The report showed that February national home price gains were notably lower over the quarter, down to 1 percent from 2.5 percent. This is the largest drop since 2010, when gains were coming off the first time homebuyer tax credit. As markets adjust to the new normal, 1 percent is significant; 2014 is only expected to see 3 percent-5 percent growth.

Additionally in February, national REO saturation ticked up 1.8 percentage points from 20.9 percent to 22.7 percent, the largest gain since January 2012. Declining quarterly gains coupled with rising REO saturation suggest home prices could see quarterly declines within the next few months.

“A few concerning indicators surfaced in February’s home data,” says Dr. Alex Villacorta, vice president of research and analytics at Clear Capital. “Our early data shows national quarterly price gains are falling at a rapid pace and suggest overall prices could dip into negative territory soon if current conditions continue.”

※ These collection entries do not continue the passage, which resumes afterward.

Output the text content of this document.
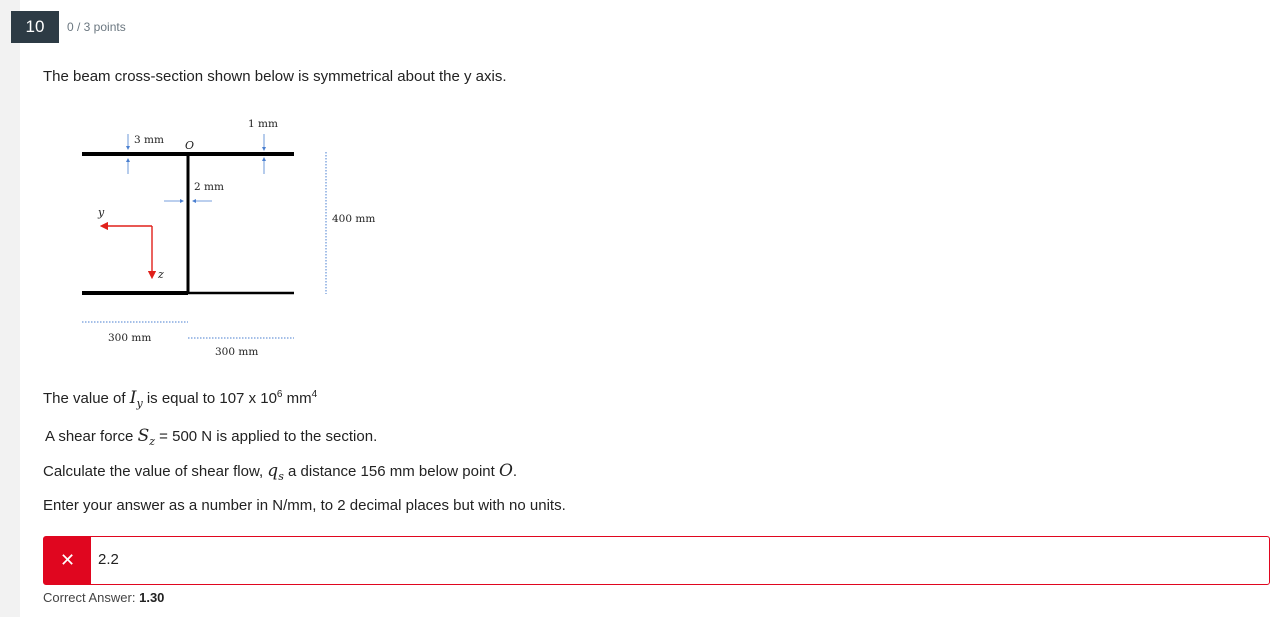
10	0 / 3 points
The beam cross-section shown below is symmetrical about the y axis.
3 mm O
1 mm
2 mm
y
z
400 mm
300 mm
300 mm
The value of $I_y$ is equal to 107 x $10^6$ $mm^4$
A shear force $S_z = 500$ N is applied to the section.
Calculate the value of shear flow, $q_s$ a distance 156 mm below point O.
Enter your answer as a number in N/mm, to 2 decimal places but with no units.
✕	2.2
Correct Answer: 1.30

With one month of winter to go, moderating prices in the bottom half of the lowest performing metro markets suggest near-term price declines are not out of the question. In February, three out of 15 reported slight declines over the quarter. The remaining 12 metros were mostly flat with not one market reaching 1 percent growth.

Jacksonville’s REO saturation rose by 3.2 percentage points over the quarter to 43.2 percent. This is the highest rate of distressed sale activity across the largest 50 metropolitan areas, and the largest quarterly increase for Jacksonville since early 2011. Under the pressure of rising distressed activity, price gains have cooled dramatically. Current quarterly gains of just 0.7 percent represent the lowest rate of growth forJacksonville since mid-2011.

“In light of expected waning investor demand, higher rates of distressed sale activity signal that the housing market still must withstand distressed sales, which account for nearly one in four transactions,” says Villacorta. “Since the market fallout in 2006, home prices have dramatically declined during sustained periods of rising distressed sale activity. Over the last two years, however, rising distressed sales have been offset by investor demand, which is not guaranteed to be present in 2014.”